I have a new obsession: the New York Times crossword puzzle.

I've been a diligent Times reader since I was old enough to read. For years, I would ignore the puzzle because I knew my mom did it and she's always been smarter than me.

There's nothing that changes one's life like finishing a movie. Once I finished Proud Mary, I immediately went to sleep for a week, and then I started getting bored.


Now, I've seen Wordplay, but I am not one of those who ran out and bought a book of puzzles right after. Those guys made it look easy, and that just made me think crosswords looked awfully hard.

But we'd done a movie-related puzzle on set at Mary and just destroyed it, and I'm a deliberate but veteran Sudoku player, so when I blundered into the Monday crossword in the arts section I took a look. Like that first, free hit from your local dealer, I immediately got hooked.

Times crosswords get harder as the week go on, and I was very impressed with my ability to consistently make it through the Monday and Tuesday puzzles (not bad, right? Maybe Mom isn't that smart after all!) By Wednesday, of course, I'm generally worthless, and Fridays - forget about it.

I am, then a crossword amateur, and not even a very good amateur. For one thing, it takes me at least two 45-minute train rides and one long lunch to finish a Monday or Tuesday puzzle, and for another, I rarely give up.

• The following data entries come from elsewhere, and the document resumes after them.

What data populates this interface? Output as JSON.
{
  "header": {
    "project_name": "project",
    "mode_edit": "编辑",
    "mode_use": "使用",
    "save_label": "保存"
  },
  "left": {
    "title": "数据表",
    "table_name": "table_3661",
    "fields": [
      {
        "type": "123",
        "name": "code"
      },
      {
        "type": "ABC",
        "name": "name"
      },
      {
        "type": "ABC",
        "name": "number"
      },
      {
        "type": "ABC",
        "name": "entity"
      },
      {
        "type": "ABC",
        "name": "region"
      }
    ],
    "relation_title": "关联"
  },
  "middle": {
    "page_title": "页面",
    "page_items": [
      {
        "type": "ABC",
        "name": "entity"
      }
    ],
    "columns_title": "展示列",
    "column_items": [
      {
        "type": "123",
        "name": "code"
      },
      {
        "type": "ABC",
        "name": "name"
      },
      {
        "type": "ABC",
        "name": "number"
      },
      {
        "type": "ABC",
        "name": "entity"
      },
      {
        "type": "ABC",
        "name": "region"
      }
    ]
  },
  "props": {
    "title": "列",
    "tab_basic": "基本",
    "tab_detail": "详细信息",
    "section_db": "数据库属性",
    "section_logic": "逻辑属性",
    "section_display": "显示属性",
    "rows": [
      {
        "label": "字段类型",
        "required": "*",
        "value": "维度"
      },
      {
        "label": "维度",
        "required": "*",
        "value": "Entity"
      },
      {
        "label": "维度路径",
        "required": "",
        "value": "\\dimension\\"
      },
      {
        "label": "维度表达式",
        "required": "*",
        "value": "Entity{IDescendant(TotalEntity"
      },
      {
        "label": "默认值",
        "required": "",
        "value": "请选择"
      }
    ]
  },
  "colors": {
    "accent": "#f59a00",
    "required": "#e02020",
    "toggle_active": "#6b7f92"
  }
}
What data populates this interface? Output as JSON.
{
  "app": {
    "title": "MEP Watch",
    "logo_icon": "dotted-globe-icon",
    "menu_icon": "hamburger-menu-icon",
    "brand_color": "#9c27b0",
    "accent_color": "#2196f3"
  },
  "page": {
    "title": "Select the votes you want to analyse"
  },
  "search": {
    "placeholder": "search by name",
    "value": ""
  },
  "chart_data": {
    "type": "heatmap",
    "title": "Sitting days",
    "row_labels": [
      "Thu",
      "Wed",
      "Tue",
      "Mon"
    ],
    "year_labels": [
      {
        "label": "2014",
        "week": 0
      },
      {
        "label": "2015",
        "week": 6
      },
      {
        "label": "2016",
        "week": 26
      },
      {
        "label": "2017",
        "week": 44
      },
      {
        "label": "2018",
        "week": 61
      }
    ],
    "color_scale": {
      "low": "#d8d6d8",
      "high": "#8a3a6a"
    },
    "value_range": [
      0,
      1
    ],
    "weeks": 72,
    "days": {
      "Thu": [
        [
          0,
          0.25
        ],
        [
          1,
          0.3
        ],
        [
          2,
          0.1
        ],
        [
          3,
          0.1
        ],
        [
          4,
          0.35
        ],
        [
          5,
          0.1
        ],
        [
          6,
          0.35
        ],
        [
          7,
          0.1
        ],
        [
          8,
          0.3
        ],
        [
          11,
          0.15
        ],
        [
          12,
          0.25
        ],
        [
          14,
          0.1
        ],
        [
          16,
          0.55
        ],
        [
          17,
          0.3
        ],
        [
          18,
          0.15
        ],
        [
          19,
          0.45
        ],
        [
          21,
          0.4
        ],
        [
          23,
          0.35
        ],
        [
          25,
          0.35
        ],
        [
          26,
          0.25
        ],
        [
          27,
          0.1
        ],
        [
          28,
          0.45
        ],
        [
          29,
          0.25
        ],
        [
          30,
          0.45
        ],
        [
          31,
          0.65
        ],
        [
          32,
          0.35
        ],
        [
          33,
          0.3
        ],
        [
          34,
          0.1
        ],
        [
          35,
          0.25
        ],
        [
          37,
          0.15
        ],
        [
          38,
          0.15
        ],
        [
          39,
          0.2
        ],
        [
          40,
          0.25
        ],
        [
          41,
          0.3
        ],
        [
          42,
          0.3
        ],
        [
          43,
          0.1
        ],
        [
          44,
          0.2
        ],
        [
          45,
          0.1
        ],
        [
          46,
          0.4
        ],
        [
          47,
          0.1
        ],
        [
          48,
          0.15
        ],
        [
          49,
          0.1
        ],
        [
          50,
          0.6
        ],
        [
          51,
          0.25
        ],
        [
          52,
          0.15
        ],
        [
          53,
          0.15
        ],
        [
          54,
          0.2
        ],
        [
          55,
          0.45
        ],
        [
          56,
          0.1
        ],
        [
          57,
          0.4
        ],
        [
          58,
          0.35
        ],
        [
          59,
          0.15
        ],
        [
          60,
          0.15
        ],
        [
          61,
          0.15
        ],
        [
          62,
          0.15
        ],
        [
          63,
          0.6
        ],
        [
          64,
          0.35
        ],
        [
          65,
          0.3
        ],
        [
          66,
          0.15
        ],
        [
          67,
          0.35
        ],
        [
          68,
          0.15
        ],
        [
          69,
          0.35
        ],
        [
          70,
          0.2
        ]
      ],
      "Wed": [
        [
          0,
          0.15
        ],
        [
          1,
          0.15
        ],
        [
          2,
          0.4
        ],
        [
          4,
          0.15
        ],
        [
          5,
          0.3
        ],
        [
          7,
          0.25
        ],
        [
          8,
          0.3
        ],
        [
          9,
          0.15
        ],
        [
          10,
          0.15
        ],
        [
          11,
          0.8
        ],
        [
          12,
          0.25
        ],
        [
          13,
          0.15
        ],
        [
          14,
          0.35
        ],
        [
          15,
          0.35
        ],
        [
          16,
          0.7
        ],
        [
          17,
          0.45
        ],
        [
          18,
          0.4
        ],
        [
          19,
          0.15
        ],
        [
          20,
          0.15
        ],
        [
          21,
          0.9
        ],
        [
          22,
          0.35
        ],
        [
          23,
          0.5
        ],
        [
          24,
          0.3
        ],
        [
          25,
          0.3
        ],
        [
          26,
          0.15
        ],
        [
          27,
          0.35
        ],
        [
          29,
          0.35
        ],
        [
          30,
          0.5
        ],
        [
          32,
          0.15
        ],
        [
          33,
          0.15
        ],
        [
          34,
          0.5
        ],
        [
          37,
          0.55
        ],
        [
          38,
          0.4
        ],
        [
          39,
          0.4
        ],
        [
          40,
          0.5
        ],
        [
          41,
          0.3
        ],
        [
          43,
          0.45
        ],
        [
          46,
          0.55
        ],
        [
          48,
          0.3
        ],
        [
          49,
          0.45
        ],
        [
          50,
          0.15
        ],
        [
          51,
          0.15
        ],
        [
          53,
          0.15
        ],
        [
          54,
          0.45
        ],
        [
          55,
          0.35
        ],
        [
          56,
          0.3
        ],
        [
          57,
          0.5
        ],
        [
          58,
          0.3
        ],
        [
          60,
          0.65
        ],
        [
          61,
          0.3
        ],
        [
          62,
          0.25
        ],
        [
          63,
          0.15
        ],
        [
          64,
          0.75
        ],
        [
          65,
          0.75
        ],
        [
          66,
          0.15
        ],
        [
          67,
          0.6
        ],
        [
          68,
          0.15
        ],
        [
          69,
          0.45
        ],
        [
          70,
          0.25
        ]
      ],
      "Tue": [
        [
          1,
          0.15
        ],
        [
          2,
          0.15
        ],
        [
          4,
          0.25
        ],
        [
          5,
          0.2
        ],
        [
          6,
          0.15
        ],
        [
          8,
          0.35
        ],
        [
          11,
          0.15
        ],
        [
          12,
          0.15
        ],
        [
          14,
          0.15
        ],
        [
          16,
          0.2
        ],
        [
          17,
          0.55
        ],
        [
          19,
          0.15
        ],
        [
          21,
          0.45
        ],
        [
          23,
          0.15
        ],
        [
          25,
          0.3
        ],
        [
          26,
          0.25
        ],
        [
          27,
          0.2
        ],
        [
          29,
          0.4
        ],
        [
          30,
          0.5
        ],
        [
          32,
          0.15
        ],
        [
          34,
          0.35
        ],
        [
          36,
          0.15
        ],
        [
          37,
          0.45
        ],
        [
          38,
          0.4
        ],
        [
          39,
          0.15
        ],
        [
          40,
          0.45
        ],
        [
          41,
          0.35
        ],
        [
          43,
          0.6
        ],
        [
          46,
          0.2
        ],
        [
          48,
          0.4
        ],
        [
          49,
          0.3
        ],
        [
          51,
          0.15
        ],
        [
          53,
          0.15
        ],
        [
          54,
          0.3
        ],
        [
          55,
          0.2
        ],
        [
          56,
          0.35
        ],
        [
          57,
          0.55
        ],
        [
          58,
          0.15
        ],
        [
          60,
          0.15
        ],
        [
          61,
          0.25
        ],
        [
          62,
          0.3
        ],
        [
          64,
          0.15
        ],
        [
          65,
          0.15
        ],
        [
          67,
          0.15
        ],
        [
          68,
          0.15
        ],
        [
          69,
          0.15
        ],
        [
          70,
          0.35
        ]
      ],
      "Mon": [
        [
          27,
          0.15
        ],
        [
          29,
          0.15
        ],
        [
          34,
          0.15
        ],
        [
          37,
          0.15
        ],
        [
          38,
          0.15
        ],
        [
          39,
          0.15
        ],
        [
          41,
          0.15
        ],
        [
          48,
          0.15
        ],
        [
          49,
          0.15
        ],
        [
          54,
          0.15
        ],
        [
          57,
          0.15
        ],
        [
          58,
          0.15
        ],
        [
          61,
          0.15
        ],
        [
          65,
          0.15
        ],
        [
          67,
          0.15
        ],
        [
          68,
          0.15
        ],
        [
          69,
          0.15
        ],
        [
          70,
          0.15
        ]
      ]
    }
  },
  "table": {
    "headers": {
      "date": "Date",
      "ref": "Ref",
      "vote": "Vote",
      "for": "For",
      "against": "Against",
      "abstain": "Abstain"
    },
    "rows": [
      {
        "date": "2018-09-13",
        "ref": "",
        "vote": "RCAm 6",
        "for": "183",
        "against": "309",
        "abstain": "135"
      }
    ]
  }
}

Upshot: there is now a stack of half-solved crossword puzzles in my apartment. Also: I no longer follow the news except on Wednesday, Thursday and Friday.


For awhile, the punchline of this post was going to be that after discovering my new obsession, I went out and bought a book of Monday puzzles, only to find that those were (counter-intuitively) much harder than the Monday puzzles in the paper. Luckily, my mom provided me with a much better ending.

Yes, it turns out my mom had never done the daily Times crossword at all - all this time, she has been doing the Acrostic in the Sunday New York Times Magazine.

For those unfamiliar with the Acrostic, the player is given various clues and puts the letters of their answers in to a given order to form a quotation. Or at least supposedly, because I've tried a few and it's kicked my ass every single time. So, friends and family, rest assured - my mother is still smarter than I am.